= Plutonyl =

The plutonyl ion is an oxycation of plutonium in the oxidation state +6, with the chemical formula PuO_{2}^{2+}. It is isostructural with the uranyl ion, compared to which it has a slightly shorter M–O bond. It is easily reduced to plutonium(III). The plutonyl ion forms many complexes, particularly with ligands that have oxygen donor atoms. Plutonyl salts are important in nuclear fuel reprocessing.

==Chemical properties==
The chemistry of the plutonyl ion resembles the chemistry of the uranyl ion very closely. Both ions are linear with the metal atom midway between the two oxygen atoms. Many compounds of the two ions are isostructural. The ν_{Pu–O} asymmetric stretching frequency is some 20 cm^{−1} lower, at ca. 910 cm^{−1}, in complexes with the same ligand set. From this it can be inferred that the Pu–O bond is only a little weaker than the U–O bond. The electronic structures are also similar.

In aqueous solution there are some differences in hydrolysis behaviour, not only in the log β* values (definition of β*) but in nature of the polymeric species that can be formed. In the table below, 1,2 stoichiometry means a species with one actinyl ion and two hydroxide ions, etc. This is one of the few instances of notable differences between plutonyl and uranyl.
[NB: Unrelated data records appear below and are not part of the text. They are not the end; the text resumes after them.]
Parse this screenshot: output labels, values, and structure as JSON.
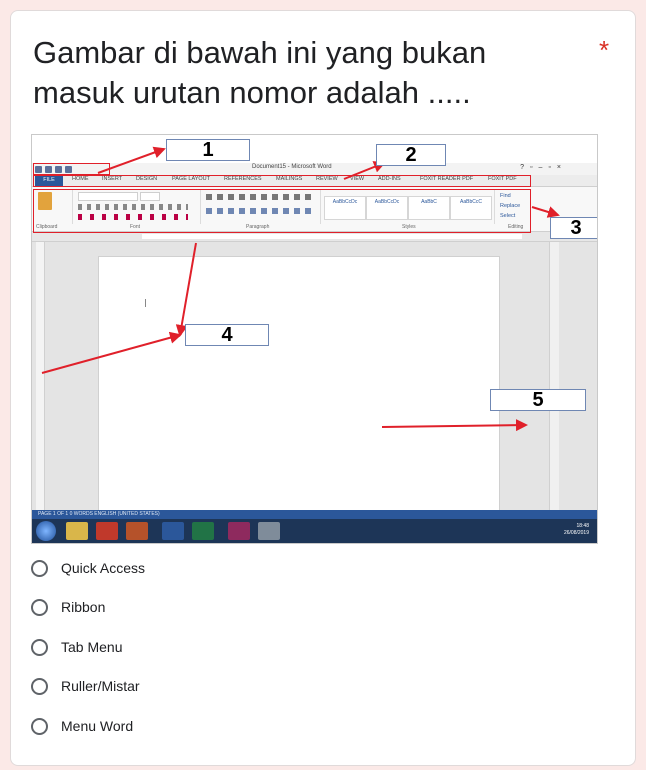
{
  "question": {
    "title": "Gambar di bawah ini yang bukan masuk urutan nomor adalah .....",
    "required_mark": "*"
  },
  "figure": {
    "callouts": [
      "1",
      "2",
      "3",
      "4",
      "5"
    ],
    "word_window": {
      "title": "Document15 - Microsoft Word",
      "tabs": [
        "FILE",
        "HOME",
        "INSERT",
        "DESIGN",
        "PAGE LAYOUT",
        "REFERENCES",
        "MAILINGS",
        "REVIEW",
        "VIEW",
        "ADD-INS",
        "FOXIT READER PDF",
        "FOXIT PDF"
      ],
      "groups": [
        "Clipboard",
        "Font",
        "Paragraph",
        "Styles",
        "Editing"
      ],
      "styles": [
        "AaBbCcDc",
        "AaBbCcDc",
        "AaBbC",
        "AaBbCcC"
      ],
      "editing": [
        "Find",
        "Replace",
        "Select"
      ],
      "status_text": "PAGE 1 OF 1    0 WORDS    ENGLISH (UNITED STATES)",
      "clock_time": "18:48",
      "clock_date": "26/08/2019"
    },
    "colors": {
      "annotation_red": "#e0202a",
      "word_blue": "#2b579a"
    }
  },
  "options": [
    {
      "label": "Quick Access"
    },
    {
      "label": "Ribbon"
    },
    {
      "label": "Tab Menu"
    },
    {
      "label": "Ruller/Mistar"
    },
    {
      "label": "Menu Word"
    }
  ]
}
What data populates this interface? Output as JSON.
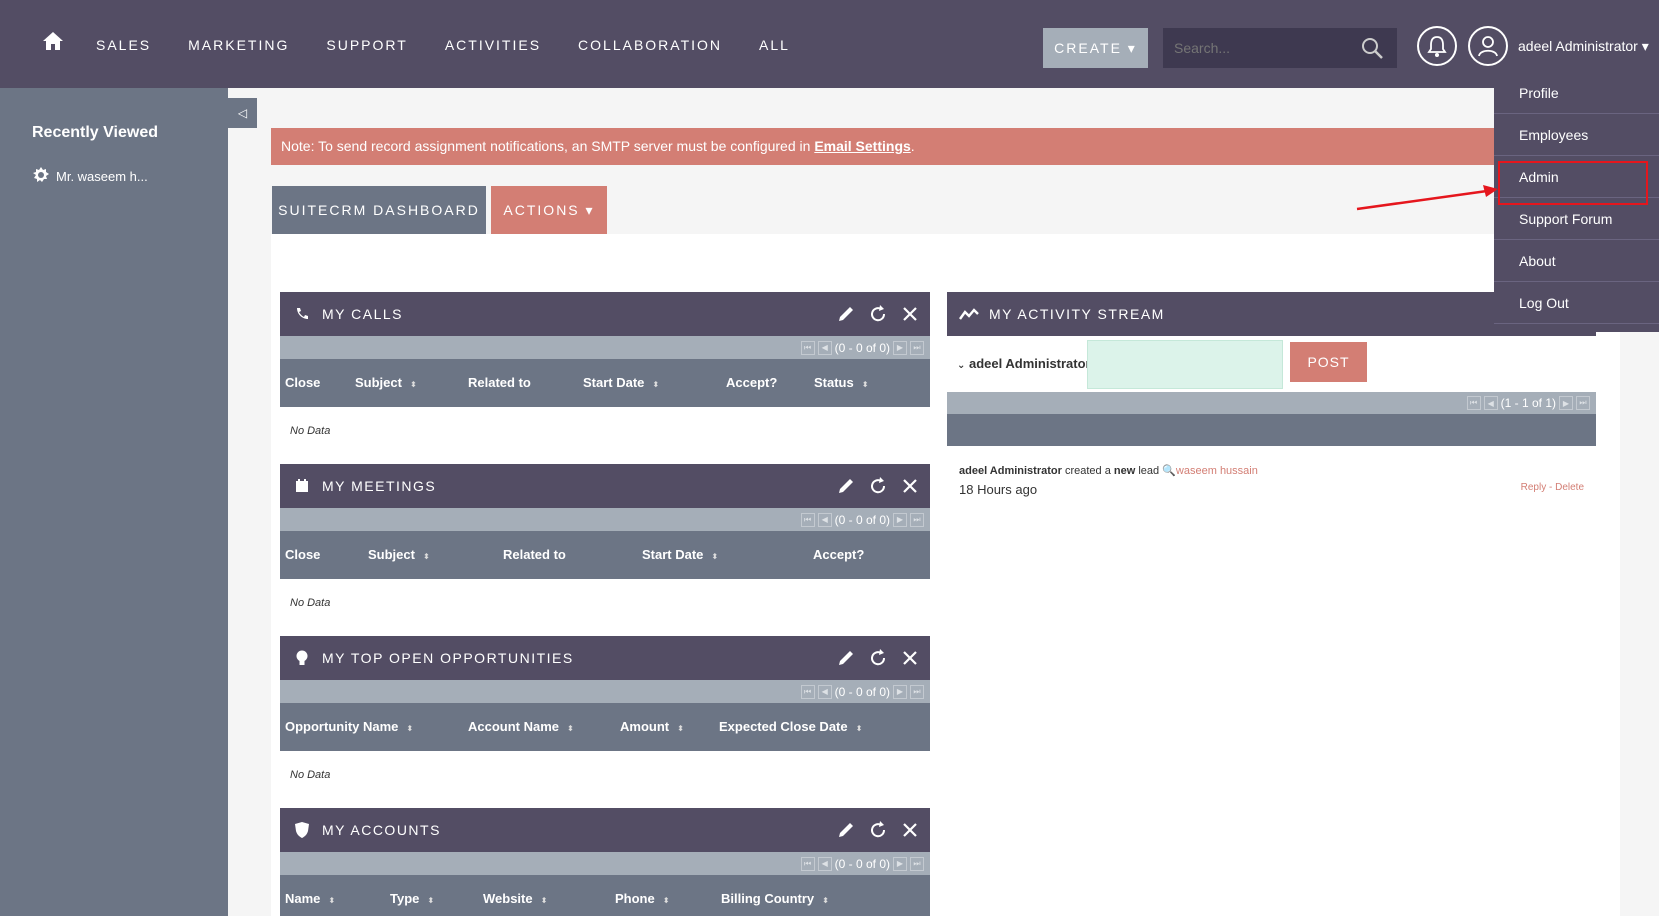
{
  "nav": {
    "items": [
      "SALES",
      "MARKETING",
      "SUPPORT",
      "ACTIVITIES",
      "COLLABORATION",
      "ALL"
    ],
    "create_label": "CREATE ▾",
    "search_placeholder": "Search...",
    "user_name": "adeel Administrator ▾"
  },
  "user_menu": {
    "items": [
      "Profile",
      "Employees",
      "Admin",
      "Support Forum",
      "About",
      "Log Out"
    ]
  },
  "sidebar": {
    "title": "Recently Viewed",
    "items": [
      "Mr. waseem h..."
    ],
    "toggle": "◁"
  },
  "alert": {
    "text": "Note: To send record assignment notifications, an SMTP server must be configured in ",
    "link": "Email Settings",
    "suffix": "."
  },
  "tabs": {
    "dashboard": "SUITECRM DASHBOARD",
    "actions": "ACTIONS ▾"
  },
  "dashlets": [
    {
      "title": "MY CALLS",
      "pager": "(0 - 0 of 0)",
      "columns": [
        "Close",
        "Subject",
        "Related to",
        "Start Date",
        "Accept?",
        "Status"
      ],
      "empty": "No Data"
    },
    {
      "title": "MY MEETINGS",
      "pager": "(0 - 0 of 0)",
      "columns": [
        "Close",
        "Subject",
        "Related to",
        "Start Date",
        "Accept?"
      ],
      "empty": "No Data"
    },
    {
      "title": "MY TOP OPEN OPPORTUNITIES",
      "pager": "(0 - 0 of 0)",
      "columns": [
        "Opportunity Name",
        "Account Name",
        "Amount",
        "Expected Close Date"
      ],
      "empty": "No Data"
    },
    {
      "title": "MY ACCOUNTS",
      "pager": "(0 - 0 of 0)",
      "columns": [
        "Name",
        "Type",
        "Website",
        "Phone",
        "Billing Country"
      ]
    }
  ],
  "activity": {
    "title": "MY ACTIVITY STREAM",
    "user": "adeel Administrator",
    "post": "POST",
    "pager": "(1 - 1 of 1)",
    "entry": {
      "user": "adeel Administrator",
      "action_pre": " created a ",
      "action_new": "new",
      "action_post": " lead ",
      "lead": "waseem hussain",
      "time": "18 Hours ago",
      "reply": "Reply",
      "sep": " - ",
      "delete": "Delete"
    }
  },
  "colors": {
    "nav_bg": "#534d64",
    "sidebar_bg": "#6c7585",
    "accent": "#d37e74",
    "highlight": "#e5161d"
  }
}
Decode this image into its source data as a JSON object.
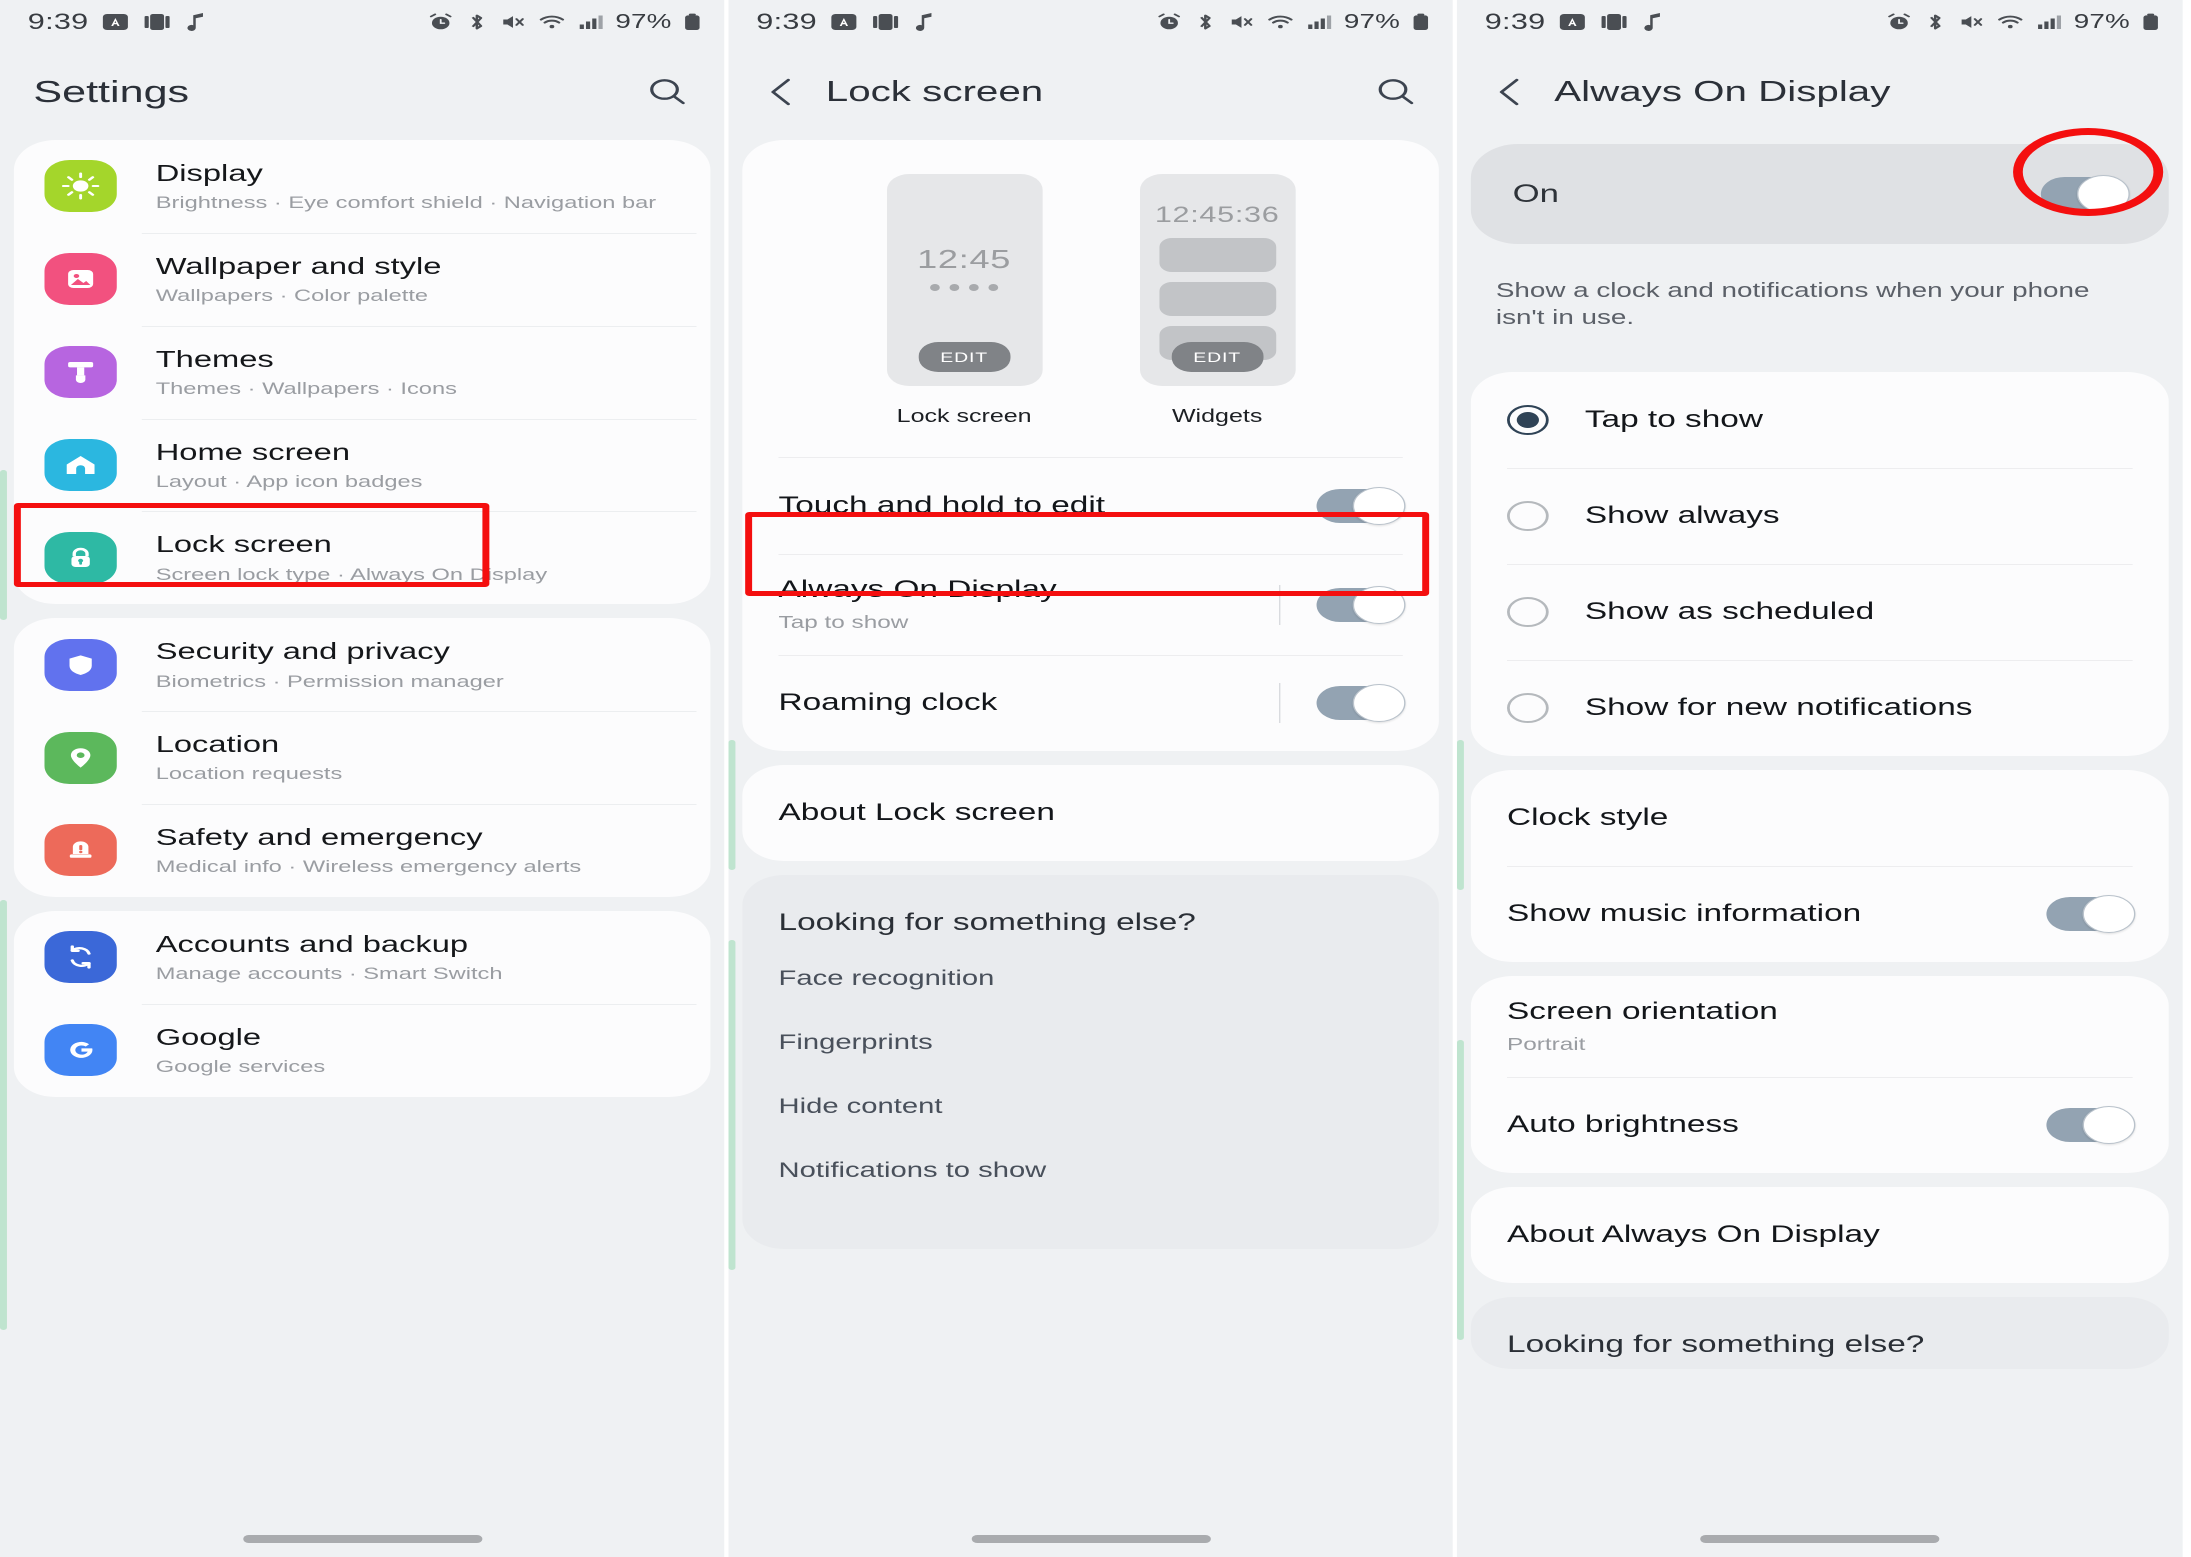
{
  "statusbar": {
    "time": "9:39",
    "battery": "97%",
    "left_icons": [
      "android-auto-icon",
      "screen-record-icon",
      "music-note-icon"
    ],
    "right_icons": [
      "alarm-icon",
      "bluetooth-icon",
      "mute-icon",
      "wifi-icon",
      "signal-icon",
      "battery-icon"
    ]
  },
  "panel1": {
    "header": {
      "title": "Settings",
      "search_icon": "search-icon"
    },
    "groups": [
      {
        "items": [
          {
            "title": "Display",
            "sub": "Brightness  ·  Eye comfort shield  ·  Navigation bar",
            "icon": "brightness-icon",
            "color": "#a4d62b",
            "highlight": false
          },
          {
            "title": "Wallpaper and style",
            "sub": "Wallpapers  ·  Color palette",
            "icon": "image-icon",
            "color": "#f2517f",
            "highlight": false
          },
          {
            "title": "Themes",
            "sub": "Themes  ·  Wallpapers  ·  Icons",
            "icon": "paintbrush-icon",
            "color": "#b765e0",
            "highlight": false
          },
          {
            "title": "Home screen",
            "sub": "Layout  ·  App icon badges",
            "icon": "home-icon",
            "color": "#2bb7e0",
            "highlight": false
          },
          {
            "title": "Lock screen",
            "sub": "Screen lock type  ·  Always On Display",
            "icon": "lock-icon",
            "color": "#2eb9a4",
            "highlight": true
          }
        ]
      },
      {
        "items": [
          {
            "title": "Security and privacy",
            "sub": "Biometrics  ·  Permission manager",
            "icon": "shield-icon",
            "color": "#6172ee",
            "highlight": false
          },
          {
            "title": "Location",
            "sub": "Location requests",
            "icon": "pin-icon",
            "color": "#5cb85c",
            "highlight": false
          },
          {
            "title": "Safety and emergency",
            "sub": "Medical info  ·  Wireless emergency alerts",
            "icon": "siren-icon",
            "color": "#ed6a5a",
            "highlight": false
          }
        ]
      },
      {
        "items": [
          {
            "title": "Accounts and backup",
            "sub": "Manage accounts  ·  Smart Switch",
            "icon": "sync-icon",
            "color": "#3b68d8",
            "highlight": false
          },
          {
            "title": "Google",
            "sub": "Google services",
            "icon": "google-g-icon",
            "color": "#4285f4",
            "highlight": false
          }
        ]
      }
    ]
  },
  "panel2": {
    "header": {
      "title": "Lock screen",
      "back_icon": "chevron-left-icon",
      "search_icon": "search-icon"
    },
    "previews": [
      {
        "label": "Lock screen",
        "clock": "12:45",
        "edit": "EDIT",
        "dots": 4,
        "bars": 0
      },
      {
        "label": "Widgets",
        "clock": "12:45:36",
        "edit": "EDIT",
        "dots": 0,
        "bars": 3
      }
    ],
    "rows": [
      {
        "label": "Touch and hold to edit",
        "sub": "",
        "toggle": true,
        "separator": false,
        "highlight": false
      },
      {
        "label": "Always On Display",
        "sub": "Tap to show",
        "toggle": true,
        "separator": true,
        "highlight": true
      },
      {
        "label": "Roaming clock",
        "sub": "",
        "toggle": true,
        "separator": true,
        "highlight": false
      }
    ],
    "about": {
      "label": "About Lock screen"
    },
    "more": {
      "heading": "Looking for something else?",
      "links": [
        "Face recognition",
        "Fingerprints",
        "Hide content",
        "Notifications to show"
      ]
    }
  },
  "panel3": {
    "header": {
      "title": "Always On Display",
      "back_icon": "chevron-left-icon"
    },
    "master": {
      "label": "On",
      "toggle": true,
      "highlight": true
    },
    "description": "Show a clock and notifications when your phone isn't in use.",
    "options": [
      {
        "label": "Tap to show",
        "selected": true
      },
      {
        "label": "Show always",
        "selected": false
      },
      {
        "label": "Show as scheduled",
        "selected": false
      },
      {
        "label": "Show for new notifications",
        "selected": false
      }
    ],
    "rows": [
      {
        "label": "Clock style",
        "sub": "",
        "toggle": false
      },
      {
        "label": "Show music information",
        "sub": "",
        "toggle": true
      }
    ],
    "rows2": [
      {
        "label": "Screen orientation",
        "sub": "Portrait",
        "toggle": false
      },
      {
        "label": "Auto brightness",
        "sub": "",
        "toggle": true
      }
    ],
    "about": {
      "label": "About Always On Display"
    },
    "more": {
      "heading": "Looking for something else?"
    }
  }
}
log β* hydrolysis constant values
| Stoichiometry | uranyl | plutonyl |
|---|---|---|
| 1,1 | −5.45 | −5.76 |
| 1,2 | −5.8 | −11.69 |
| 2,2 |  | −7.79 |
| 2,4 |  | −19.3 |
| 3,4 | −12 |  |
| 3,5 | −16 |  |

Distinct optical absorbance bands at 842 and 845 nm were observed for the mononuclear and dinuclear hydrolysis species. Hydrolysis of plutonyl is important for an understanding of pollution of natural waters.

Another significant difference is that plutonyl is a much stronger oxidizing agent than uranyl. The standard reduction potentials for aqueous solutions are shown in the next table.

Standard reduction potentials /V
| Couple | uranyl | plutonyl |
|---|---|---|
| MO^{2+} _{2}/M^{4+} | 0.38 | 1.04 |
| M^{4+}/M^{3+} | −0.52 | 1.01 |

Conversely, plutonyl is more easily reduced than uranyl. This difference is utilized in the separation of plutonium from uranium in the PUREX process, as described below.

The plutonyl ion is always associated with other ligands. The most common arrangement is for the so-called equatorial ligands to lie in a plane perpendicular to the O–Pu–O line and passing through the plutonium atom. With four ligands, as in [PuO_{2}Cl_{4}]^{2−} the plutonium has a distorted octahedral environment, with a square of ligand atoms in the equatorial plane. In plutonyl nitrate, PuO_{2}(NO_{3})_{2}2H_{2}O, as in uranyl nitrate there is a hexagon of six ligand atoms in the equatorial plane, four oxygen atoms from bidentate nitrate ions and two oxygens from the water molecules. Plutonyl nitrate, like uranyl nitrate, is soluble in diethyl ether. The complex that is extracted has no electrical charge. This is the most important factor in making the complex soluble in organic solvents. Also the water molecules are replaced by ether molecules. Replacing the water molecules that are bound to the plutonyl ion in aqueous solution by a second, hydrophobic, ligand increases the solubility of the neutral complex in the organic solvent. This has been called a synergic effect.

The solubility of plutonyl nitrate in organic solvents is utilized in the PUREX process. Plutonyl nitrate is extracted with tributyl phosphate, (CH_{3}CH_{2}CH_{2}CH_{2}O)_{3}PO, TBP, as the preferred second ligand, and kerosene the preferred organic solvent. It is recovered by treatment with aqueous ferrous sulfamate which selectively reduces the plutonium to the +3 oxidation state in the aqueous solution, leaving the uranium in the organic phase. Plutonyl complex chemistry is an active research area, for dealing with environmental contamination.